A total of 58 779 patients were included in the study, 53.6% of them were female. A total of 33 542 patients were in the Medicaid, 22 496 in the CCAE, and 2741 in the CUMC cohorts. Their findings showed that overall, only a very small proportion of patients with DRE had a comprehensive neurodiagnostic evaluation. Patients in the CUMC had greater use of all neurodiagnostic studies (14.3%) than those in the CCAE (8%), with those in the Medicaid cohort having the lowest (4.5%). Out of the 3 investigation modalities, brain MRI was most commonly done in the Medicaid (35.6%) and CCAE (43.4%) cohorts, although a higher proportion of patients had brain MRI at the CUMC (52.6%). Advanced brain imaging was done in only 3.2% of the Medicaid cohort, 5.4% of the CCAE cohort, and 13.1% of the CUMC cohort. v-EEG was the second most used neurodiagnostic modality in the Medicaid (24.9%) and CCAE (28.4%) cohorts, but the most used by patients in the CUMC cohort (63.2%). Finally, neuropsychological evaluation was done in only 13% of Medicaid, 16.6% of CCAE, and 19.2% of CUMC cohorts.
Multivariable logistic regression testing association with the composite comprehensive evaluation shows that the number of outpatient and nonemergency inpatient visits in the year preceding the index date were consistently associated with a comprehensive evaluation. Interestingly, an incrementally increasing number of ASMs was associated with greater odds of complete evaluation only in the CCAE cohort. As expected, patients with generalized epilepsy were less likely to have received a complete neurodiagnostic evaluation in all 3 cohorts. Evaluation of race and ethnicity was limited by missing data. However, from the data available, cases with unreported ethnicity and race had lower odds of receiving a comprehensive evaluation at the CUMC and Medicaid cohorts. Hispanics in the CUMC cohort also had lower odds of comprehensive evaluation. The CCAE does not report race or ethnicity.
Adults older than 65 years had lower odds of being evaluated, while those between 18 and 39 were more likely to be evaluated than adults between 40 and 64 years old in any of the cohorts. Overall, adults were less likely to be investigated in the Medicaid and CCAE cohorts compared to the CUMC cohort.
The study had some limitations, as noted by the authors, and included: (1) all data used had been coded for billing purposes and have variable sensitivity and specificity; (2) there are limitations when comparing electronic health records (available for the CUMC cohort) to insurance claims data; the CUMC database had an open cohort and longer observation times.
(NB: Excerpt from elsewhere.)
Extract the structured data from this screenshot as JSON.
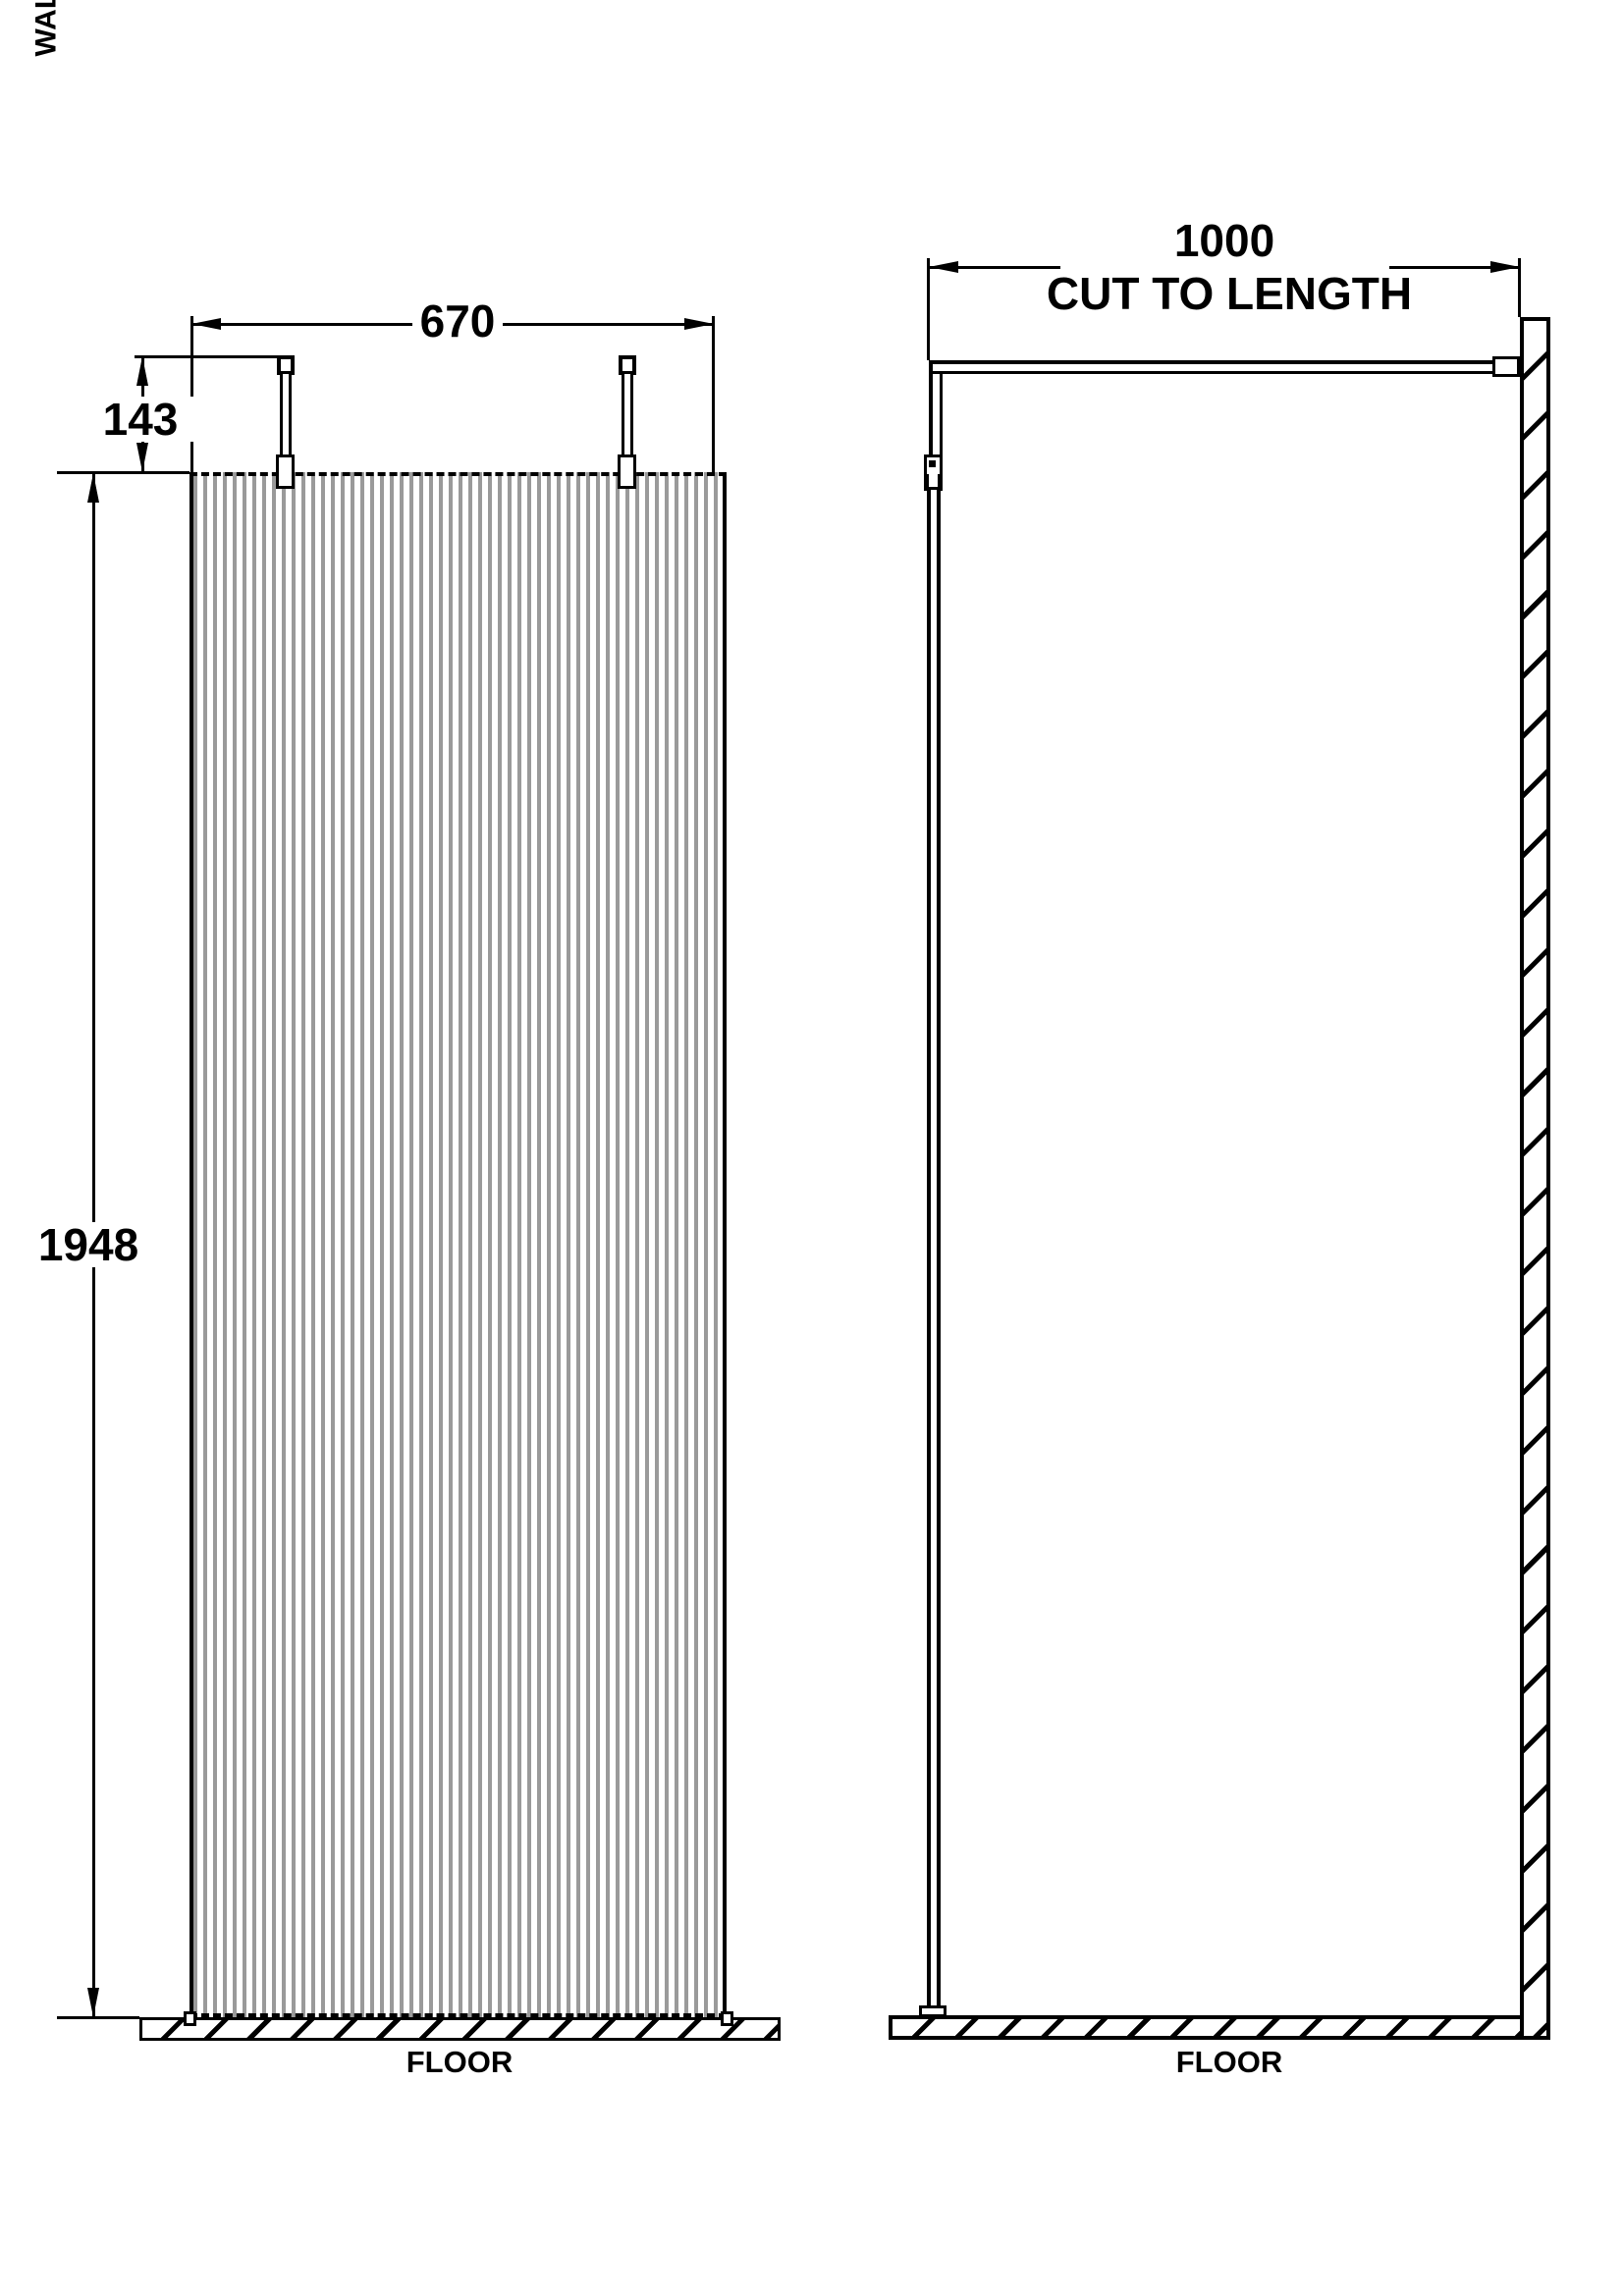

This might have underestimated the number of patients that did complete a presurgical investigation; (3) patients with focal and generalized onset were included, as long as they had DRE. This may limit the number of complete investigations, since patients with generalized DRE often have other comorbidities that may preclude the complete investigation, such as intellectual disability and autism, as well as decrease the need for neuropsychological tests in patients that will not undergo a resective surgery.
This study shows a sad reality: DRE is not managed as it should be in the vast majority of patients, in several different groups, and especially outside specialized epilepsy centers. Unfortunately, this poor management perpetuates the burden of seizures, low quality of life, and increased mortality seen in these patients. Socioeconomic factors are important, but even in a universal health system only a very small fraction of patients receive appropriate care. 1 More needs to be done, urgently. Perhaps the first step would be better education of medical students, so they can incorporate this important knowledge into their practices. Another piece might be empowering patients, so they know how to advocate for themselves. Studies like this one are important to help us see what happens in the real world and help us devise new ways of getting the care patients with DRE need and deserve.